O compliance está começando no Brasil. Tem um campo enorme ainda para evoluir e, por incrível que pareça, o veneno e o remédio têm a mesma origem e o que muda é a dosagem. E que, por exemplo, com a Lava Jato, com esses atos de repressão aos atos de corrupção que foram praticados, isso serviu de alerta para as empresas que agora tentam se precaver e se prevenir contra atos de corrupção para evitar as sanções que eles tiveram.  

E a relação com o setor público?  

O setor público tem um sistema macro de prevenção, apuração e reparação de ilícitos. Esse mesmo sistema é transplantado para o setor privado, só que em uma escala de micro, então é uma micro central de prevenção de atos de corrupção. E a ideia é que eles trabalhem em conjunto mesmo. O Estado quando atua sobre a economia ele regula.

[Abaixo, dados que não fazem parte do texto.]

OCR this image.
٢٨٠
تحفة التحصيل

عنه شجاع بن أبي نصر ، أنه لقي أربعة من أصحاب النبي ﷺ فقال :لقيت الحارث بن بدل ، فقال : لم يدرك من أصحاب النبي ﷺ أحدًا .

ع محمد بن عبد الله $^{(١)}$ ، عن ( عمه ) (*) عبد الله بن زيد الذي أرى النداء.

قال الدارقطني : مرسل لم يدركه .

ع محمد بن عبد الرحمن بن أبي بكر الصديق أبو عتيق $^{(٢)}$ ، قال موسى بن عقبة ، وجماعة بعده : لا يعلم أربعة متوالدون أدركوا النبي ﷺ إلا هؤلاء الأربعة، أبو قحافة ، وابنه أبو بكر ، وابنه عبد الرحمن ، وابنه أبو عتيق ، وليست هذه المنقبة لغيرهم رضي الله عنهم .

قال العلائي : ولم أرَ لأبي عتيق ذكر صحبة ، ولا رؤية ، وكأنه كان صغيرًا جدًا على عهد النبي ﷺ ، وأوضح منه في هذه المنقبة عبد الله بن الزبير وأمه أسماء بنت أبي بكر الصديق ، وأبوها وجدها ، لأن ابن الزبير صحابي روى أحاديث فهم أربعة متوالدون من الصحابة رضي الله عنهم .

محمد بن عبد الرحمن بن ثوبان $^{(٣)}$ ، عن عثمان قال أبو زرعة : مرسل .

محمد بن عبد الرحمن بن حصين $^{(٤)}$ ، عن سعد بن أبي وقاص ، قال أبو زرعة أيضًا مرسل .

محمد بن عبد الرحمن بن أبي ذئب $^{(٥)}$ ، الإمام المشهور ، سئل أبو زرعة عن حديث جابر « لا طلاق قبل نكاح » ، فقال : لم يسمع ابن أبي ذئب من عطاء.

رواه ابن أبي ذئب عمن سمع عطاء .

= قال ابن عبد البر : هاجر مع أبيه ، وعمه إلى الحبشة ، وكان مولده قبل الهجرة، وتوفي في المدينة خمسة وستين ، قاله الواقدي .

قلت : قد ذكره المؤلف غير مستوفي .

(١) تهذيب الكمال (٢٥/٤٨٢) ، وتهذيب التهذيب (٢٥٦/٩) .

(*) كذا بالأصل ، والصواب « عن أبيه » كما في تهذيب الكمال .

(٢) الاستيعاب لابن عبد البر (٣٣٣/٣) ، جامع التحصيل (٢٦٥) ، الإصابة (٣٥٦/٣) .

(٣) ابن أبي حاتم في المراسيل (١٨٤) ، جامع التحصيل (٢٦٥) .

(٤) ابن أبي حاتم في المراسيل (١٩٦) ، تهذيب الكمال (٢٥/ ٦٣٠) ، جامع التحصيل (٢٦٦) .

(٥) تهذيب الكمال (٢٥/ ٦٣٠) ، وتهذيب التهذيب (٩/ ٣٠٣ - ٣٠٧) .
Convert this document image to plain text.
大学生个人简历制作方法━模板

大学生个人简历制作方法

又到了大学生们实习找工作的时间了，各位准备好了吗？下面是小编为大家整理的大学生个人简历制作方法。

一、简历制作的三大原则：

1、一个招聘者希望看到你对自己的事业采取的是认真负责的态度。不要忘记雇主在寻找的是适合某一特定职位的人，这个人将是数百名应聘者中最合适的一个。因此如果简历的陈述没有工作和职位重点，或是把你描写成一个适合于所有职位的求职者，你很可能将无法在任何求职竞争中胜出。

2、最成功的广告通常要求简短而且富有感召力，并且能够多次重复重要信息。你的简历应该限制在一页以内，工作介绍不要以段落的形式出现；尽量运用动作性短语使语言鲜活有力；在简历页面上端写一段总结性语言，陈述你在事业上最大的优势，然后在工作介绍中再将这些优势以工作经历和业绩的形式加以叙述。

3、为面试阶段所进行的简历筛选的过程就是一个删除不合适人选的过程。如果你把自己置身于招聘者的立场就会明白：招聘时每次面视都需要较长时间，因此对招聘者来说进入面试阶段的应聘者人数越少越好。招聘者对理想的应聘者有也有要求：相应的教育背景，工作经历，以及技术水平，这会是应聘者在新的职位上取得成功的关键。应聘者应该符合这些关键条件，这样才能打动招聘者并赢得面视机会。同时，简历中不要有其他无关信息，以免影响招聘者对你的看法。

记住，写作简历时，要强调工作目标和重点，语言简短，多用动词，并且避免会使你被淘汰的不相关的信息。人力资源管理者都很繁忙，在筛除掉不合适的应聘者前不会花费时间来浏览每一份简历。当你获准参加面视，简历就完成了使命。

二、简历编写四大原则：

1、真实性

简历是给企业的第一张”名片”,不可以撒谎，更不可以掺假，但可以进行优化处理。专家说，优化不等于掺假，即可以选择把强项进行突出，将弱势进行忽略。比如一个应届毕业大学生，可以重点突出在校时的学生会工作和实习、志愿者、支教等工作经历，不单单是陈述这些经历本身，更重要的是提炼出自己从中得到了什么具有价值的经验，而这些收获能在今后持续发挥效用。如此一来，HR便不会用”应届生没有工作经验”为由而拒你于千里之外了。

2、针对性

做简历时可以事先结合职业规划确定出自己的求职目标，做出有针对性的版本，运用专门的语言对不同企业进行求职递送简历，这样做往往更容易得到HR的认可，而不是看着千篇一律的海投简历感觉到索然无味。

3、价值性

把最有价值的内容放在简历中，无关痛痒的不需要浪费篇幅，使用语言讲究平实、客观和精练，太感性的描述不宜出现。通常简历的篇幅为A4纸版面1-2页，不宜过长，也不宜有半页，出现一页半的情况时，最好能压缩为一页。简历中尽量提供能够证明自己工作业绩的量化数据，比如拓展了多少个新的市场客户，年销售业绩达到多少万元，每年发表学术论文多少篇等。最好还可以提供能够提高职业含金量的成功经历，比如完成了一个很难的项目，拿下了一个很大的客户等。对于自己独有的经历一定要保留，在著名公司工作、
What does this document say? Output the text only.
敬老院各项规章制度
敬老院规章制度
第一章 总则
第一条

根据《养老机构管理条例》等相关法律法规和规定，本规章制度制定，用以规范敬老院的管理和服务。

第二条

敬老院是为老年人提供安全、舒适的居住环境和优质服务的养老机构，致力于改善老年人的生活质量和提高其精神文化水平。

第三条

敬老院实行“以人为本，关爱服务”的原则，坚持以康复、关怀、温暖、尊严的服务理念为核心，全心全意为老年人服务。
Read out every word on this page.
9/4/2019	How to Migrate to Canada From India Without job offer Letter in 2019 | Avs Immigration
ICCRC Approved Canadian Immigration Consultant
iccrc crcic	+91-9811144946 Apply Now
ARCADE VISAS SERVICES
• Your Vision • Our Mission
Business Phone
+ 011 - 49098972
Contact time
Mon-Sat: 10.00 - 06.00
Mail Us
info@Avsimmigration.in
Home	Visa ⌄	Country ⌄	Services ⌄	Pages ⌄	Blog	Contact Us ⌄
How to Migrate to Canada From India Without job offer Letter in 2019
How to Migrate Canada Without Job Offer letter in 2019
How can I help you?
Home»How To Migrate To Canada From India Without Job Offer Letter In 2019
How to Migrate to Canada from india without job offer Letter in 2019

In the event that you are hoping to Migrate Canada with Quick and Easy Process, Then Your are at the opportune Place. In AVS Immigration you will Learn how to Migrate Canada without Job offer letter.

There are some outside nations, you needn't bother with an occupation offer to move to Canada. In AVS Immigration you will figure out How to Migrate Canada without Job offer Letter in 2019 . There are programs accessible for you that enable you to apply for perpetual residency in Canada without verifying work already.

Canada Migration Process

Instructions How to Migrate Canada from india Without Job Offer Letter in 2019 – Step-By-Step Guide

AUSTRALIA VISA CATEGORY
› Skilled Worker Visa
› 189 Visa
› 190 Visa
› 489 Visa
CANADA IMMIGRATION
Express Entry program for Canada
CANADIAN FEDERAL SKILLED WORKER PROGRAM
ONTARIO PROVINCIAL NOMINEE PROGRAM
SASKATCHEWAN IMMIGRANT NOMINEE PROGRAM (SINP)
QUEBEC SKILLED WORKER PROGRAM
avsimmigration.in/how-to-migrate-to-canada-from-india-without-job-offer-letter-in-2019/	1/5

Você tem três formas do Estado atuar: regulando tudo, o que não deu certo, e a Lava Jato está aí para demonstrar que não deu certo; o privado faz a sua própria autocontenção sem que o que o Estado intervenha, e também não deu certo porque está aí a Lava Jato para dizer que não deu certo. O que se busca agora no Brasil e no mundo inteiro é um negócio chamado autorregulação regulada. É o trabalho conjunto de Estado e iniciativa privada na prevenção do combate aos atos de corrupção e lavagem de dinheiro.